Arizona For-Profits May Now Use .org In Domain Name

abajournal: Arizona for-profits may now use .org in domain name.  The State Bar has reconsidered its prohibition on the use, according to this article:

That’s the same conclusion an Arizona ethics panel reached in reconsidering a decade-old decision, which was based on state laws prohibiting lawyers from making false statements about their services. The original opinion determined that “by identifying a private law firm with the .org suffix, the communication creates a false impression that the firm either is a nonprofit or is in some way specially affiliated with a nonprofit.”

But the Internet Corporation for Assigned Names and Numbers doesn’t require businesses that use .org to be nonprofit, and local firms argued that the use of the suffix has become widespread to the point of dilution. In its latest opinion, the State Bar of Arizona agreed that consumers were smart enough to know the difference. “The possibility that the public will be misled by a for-profit law firm’s use of .org in its website address is remote,” the ethics panel concluded.

Do Fraudulent Transfer Laws Apply To Domain Names?

Wealth Strategies Journal: Trademarks have always been an important corporate asset, but these days they can be much more so when they are also internet domain names that attract and direct customers to websites where products are sold. Thus, it follows that a business in distress or in a dispute will naturally try to protect this intellectual property from potential creditors and adverse claimants.

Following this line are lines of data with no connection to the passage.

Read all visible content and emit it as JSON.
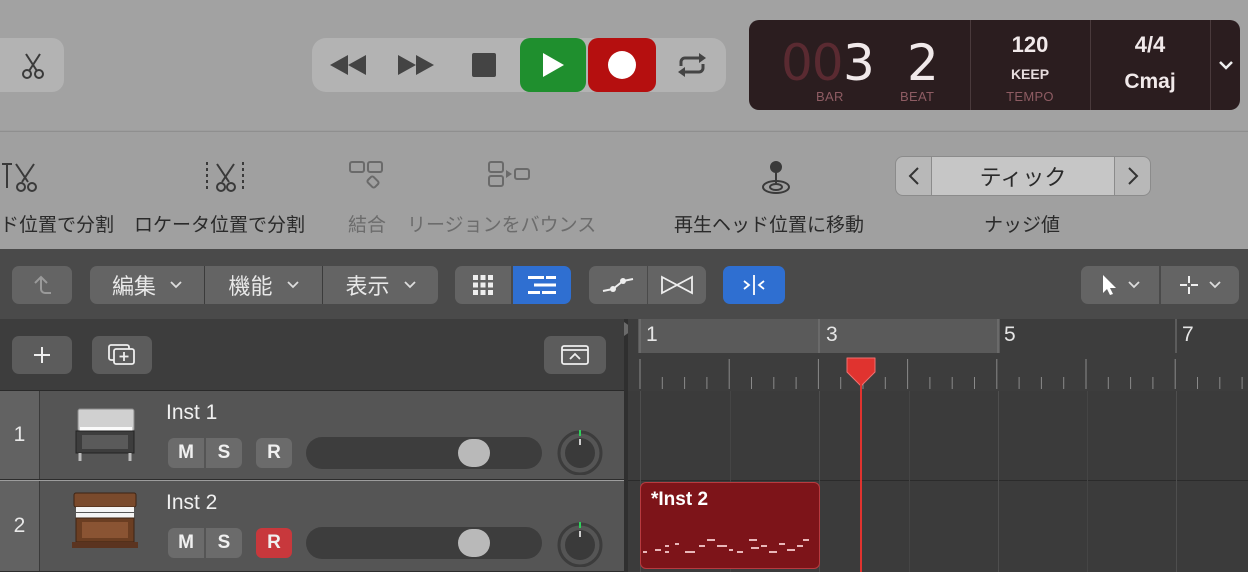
{
  "lcd": {
    "bar_prefix": "00",
    "bar": "3",
    "beat": "2",
    "bar_label": "BAR",
    "beat_label": "BEAT",
    "tempo": "120",
    "tempo_mode": "KEEP",
    "tempo_label": "TEMPO",
    "time_signature": "4/4",
    "key": "Cmaj"
  },
  "toolbar": {
    "split_playhead": "ド位置で分割",
    "split_locators": "ロケータ位置で分割",
    "join": "結合",
    "bounce": "リージョンをバウンス",
    "goto_playhead": "再生ヘッド位置に移動",
    "nudge_value": "ティック",
    "nudge_label": "ナッジ値"
  },
  "editor_menus": {
    "edit": "編集",
    "functions": "機能",
    "view": "表示"
  },
  "ruler": {
    "bars": [
      "1",
      "3",
      "5",
      "7"
    ]
  },
  "tracks": [
    {
      "number": "1",
      "name": "Inst 1",
      "m": "M",
      "s": "S",
      "r": "R",
      "record_armed": false
    },
    {
      "number": "2",
      "name": "Inst 2",
      "m": "M",
      "s": "S",
      "r": "R",
      "record_armed": true
    }
  ],
  "region": {
    "name": "*Inst 2"
  },
  "colors": {
    "play": "#1f8f2e",
    "record": "#b50f0f",
    "region": "#7d1419",
    "playhead": "#e0332f",
    "active_blue": "#2f6fd1"
  }
}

Such were the events in the instant cybersquatting case that primarily involved the trademark “igrip” and related webnames. This and similar trademarks were owned by a German company that was well known under this name for making cell phone holders and like accessories.
The primary debtor, Global Intellectual Brands LLC, sold the German company’s cell phone holders but later defaulted on its financial obligations to the German company, whereupon the German company sued Global Intellectual Brands LLC. So far, so bland.

Gripe Site Prevails in Domain Cybersquatting Case

Jacqui Cheng of Law & Disorder reports on the results of cybersquatting case where the defendant prevailed because it was a website that was critical of the trademark owner.  The article begins:

“A gripe site that incorporates a company’s entire trademark into its domain is still protected under the First Amendment, a US District Judge has ruled. In the case of Career Agents Network v., the judge said that the gripe site made no effort to bolster its own business and was noncommercial, therefore protecting it from Career Agents Network’s trademark claims and cybersquatting accusations.”

See the federal district court opinion.

How to Lose a Cybersqatting Case against a Serial Cybersquatter

Digital Media Lawyer Blog:  “It seems unthinkable.  How can a business that has registered and used a trademark for a decade lose an ACPA case against a serial cybersquatter who has been adjudicated to have used the mark at issue in bad faith?  The fact is that it can and does happen.  When a plaintiff sues under the Anti-Cybersquatting Consumer Protection Act, it must prove that it owns a valid trademark. 15 U.S.C. § 1125(d).  This means that an ACPA suit puts the validity of the plaintiff’s trademark at issue. And if the defendant chooses to put up a fight, the end result of an ACPA suit can be that the plaintiff’s trade name loses protection as a trademark.  This was the result in American Blind. It also may be the result in Lahoti v. Vericheck.”

Court Applies Calder Effects Test in Typosquatting Case

E-Commerce Law:  “The Plaintiff, Weather Underground, Inc. (‘Weather Underground’), is a commercial weather services that indexes information provided to it by multiple weather stations and generates revenue from subscriptions and advertisements.   The primary Defendant, Navigation Catalyst Systems, Inc. (‘NCS’), is a domain name holding company which acquires generic and descriptive domain names in bulk.   After registering domain names through a subsidiary, who was a also a Defendant, NCS submitted the domain names to another subsidiary and Defendant which created automatically-generated Web pages based on the domain name text.  These Web pages contained hyperlinks to third-party pay-per-click advertisers. Accordingly to the Complaint, the links redirected users to competitors of the Plaintiff.”

Was the Court’s Order that a Cybersquatter to Turn Over 700 Domain Names that Incorporated Names of Non-appearing Parties to a Plaintiff Proper?

Digital Media Lawyer Blog:  “In a recent ruling, a judge in the Central District of California ordered a defendant in a cybersquatting case to turn over hundreds of domain names that incorporated the names of professional athletes to the plaintiff, Toronto Raptors power forward Christopher Bosh. . . . See Bosh v. Zavala . . . . While some might laud the Court’s intentions, the order violates both the Federal Rules of Civil Procedure and California law. It also creates as many problems as its solves.”